Berita
Refleksi 19 Tahun Reformasi
Jakarta, 21 Mei 2017 – Tepat pada hari ini, 19 tahun sudah kelompok-kelompok proreformasi mencoba menata kembali bangunan ketatanegaraan demokrasi yang hancur akibat sistem otoritarianisme masa lalu.
Penataan kembali tersebut sudah menghasilkan dasar-dasar sistem perwakilan, independensi peradilan, kebebasan pers, dan kemerdekaan untuk berpendapat. Penyelenggaraan kekuasaan negara menjadi demokratis. Dengan penataan ini, aktor-aktor penyebab terjadinya masalah mendasar berbangsa dan bernegara—korupsi dan pelanggaran HAM–semakin terungkap diketahui masyarakat akibat keharusan keterbukaan. Meski pelaku pelanggaran HAM tak tersentuh, sebagian pelaku korupsi telah dihukum.

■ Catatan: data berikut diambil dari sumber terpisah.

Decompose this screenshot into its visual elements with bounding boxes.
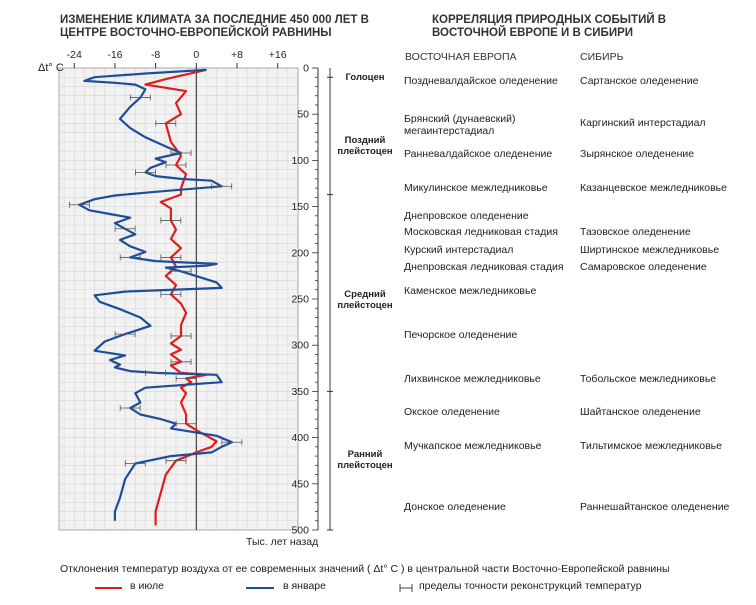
footnote-suffix: ) в центральной части Восточно-Европейск… <box>400 563 670 575</box>
event-label: Московская ледниковая стадия <box>404 225 558 238</box>
x-tick-label: -8 <box>151 49 160 61</box>
event-label: Тильтимское межледниковье <box>580 439 722 452</box>
x-tick-label: 0 <box>193 49 199 61</box>
period-label: Средний плейстоцен <box>337 289 393 312</box>
footnote: Отклонения температур воздуха от ее совр… <box>60 563 670 575</box>
climate-chart: -24 -16 -8 0 +8 +16 Δt° C 0 50 100 150 200 250 300 350… <box>38 49 333 537</box>
time-tick-label: 250 <box>291 294 309 306</box>
event-label: Днепровская ледниковая стадия <box>404 260 564 273</box>
time-tick-label: 150 <box>291 201 309 213</box>
time-tick-label: 200 <box>291 247 309 259</box>
legend-error-label: пределы точности реконструкций температу… <box>419 580 642 592</box>
legend-july-swatch <box>95 587 122 589</box>
time-tick-label: 400 <box>291 432 309 444</box>
event-label: Микулинское межледниковье <box>404 182 548 195</box>
period-label: Голоцен <box>345 72 385 84</box>
x-tick-label: -24 <box>67 49 82 61</box>
event-label: Ранневалдайское оледенение <box>404 147 553 160</box>
event-label: Мучкапское межледниковье <box>404 439 542 452</box>
footnote-unit: Δt° C <box>373 563 399 575</box>
time-tick-label: 500 <box>291 525 309 537</box>
column-head-east-europe: ВОСТОЧНАЯ ЕВРОПА <box>405 51 517 63</box>
period-label: Ранний плейстоцен <box>337 449 393 472</box>
x-axis-label: Δt° C <box>38 62 64 74</box>
event-label: Лихвинское межледниковье <box>404 373 541 386</box>
event-label: Шайтанское оледенение <box>580 405 701 418</box>
event-label: Брянский (дунаевский) мегаинтерстадиал <box>404 112 516 137</box>
period-label: Поздний плейстоцен <box>337 135 393 158</box>
column-head-siberia: СИБИРЬ <box>580 51 624 63</box>
time-tick-label: 0 <box>303 63 309 75</box>
event-label: Сартанское оледенение <box>580 74 699 87</box>
event-label: Казанцевское межледниковье <box>580 182 727 195</box>
event-label: Тобольское межледниковье <box>580 373 717 386</box>
legend-error-bar-icon <box>399 584 413 592</box>
y-axis-label: Тыс. лет назад <box>246 536 319 548</box>
x-tick-label: +8 <box>231 49 243 61</box>
time-tick-label: 350 <box>291 386 309 398</box>
correlation-title: КОРРЕЛЯЦИЯ ПРИРОДНЫХ СОБЫТИЙ В ВОСТОЧНОЙ… <box>432 14 667 39</box>
series-line-january <box>78 68 233 521</box>
event-label: Поздневалдайское оледенение <box>404 74 558 87</box>
event-label: Донское оледенение <box>404 500 506 513</box>
time-tick-label: 100 <box>291 155 309 167</box>
event-label: Ширтинское межледниковье <box>580 244 720 257</box>
event-label: Каргинский интерстадиал <box>580 117 706 130</box>
time-tick-label: 300 <box>291 340 309 352</box>
legend-july-label: в июле <box>130 580 164 592</box>
event-label: Самаровское оледенение <box>580 260 707 273</box>
event-label: Окское оледенение <box>404 405 500 418</box>
event-label: Раннешайтанское оледенение <box>580 500 730 513</box>
event-label: Каменское межледниковье <box>404 284 537 297</box>
footnote-prefix: Отклонения температур воздуха от ее совр… <box>60 563 371 575</box>
event-label: Зырянское оледенение <box>580 147 695 160</box>
x-tick-label: -16 <box>107 49 122 61</box>
event-label: Печорское оледенение <box>404 329 518 342</box>
legend-january-swatch <box>246 587 274 589</box>
x-tick-label: +16 <box>269 49 287 61</box>
event-label: Курский интерстадиал <box>404 244 514 257</box>
event-label: Днепровское оледенение <box>404 209 529 222</box>
legend-january-label: в январе <box>283 580 326 592</box>
event-label: Тазовское оледенение <box>580 225 691 238</box>
time-tick-label: 450 <box>291 478 309 490</box>
time-tick-label: 50 <box>297 109 309 121</box>
chart-title: ИЗМЕНЕНИЕ КЛИМАТА ЗА ПОСЛЕДНИЕ 450 000 Л… <box>60 14 369 39</box>
plot-border <box>58 67 299 531</box>
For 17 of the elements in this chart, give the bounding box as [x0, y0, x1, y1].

Persis karena keberhasilan penataan inilah, kemudian pihak-pihak yang sejak awal anti reformasi atau yang semula reformis lalu menjadi oportunis atau yang takut kepentingannya terancam, terus menghambat jalannya perubahan. Bukan hanya melalui jalan elektoral lewat pendirian partai-partai dan penyalahgunaan aturan hukum berbentuk kriminalisasi, tapi juga cara-cara lama yang berbahaya: politik ketakutan, kebencian, pemecah-belahan, maupun pengkambinghitaman kaum minoritas, hingga teror dan kekerasan fisik kepada mereka yang berani.
Sasaran pertama adalah lembaga-lembaga produk reformasi yang memberantas KKN. Komisi Pemberantasan Korupsi yang sukses memberantas korupsi makin dirundung masalah internal kelembagaan (penempatan penyidik luar yang tidak reformis) dan tekanan luar bertubi tubi. Anggota komisioner dan penyidik yang berani malah diserang dengan kriminalisasi serta kekerasan fisik.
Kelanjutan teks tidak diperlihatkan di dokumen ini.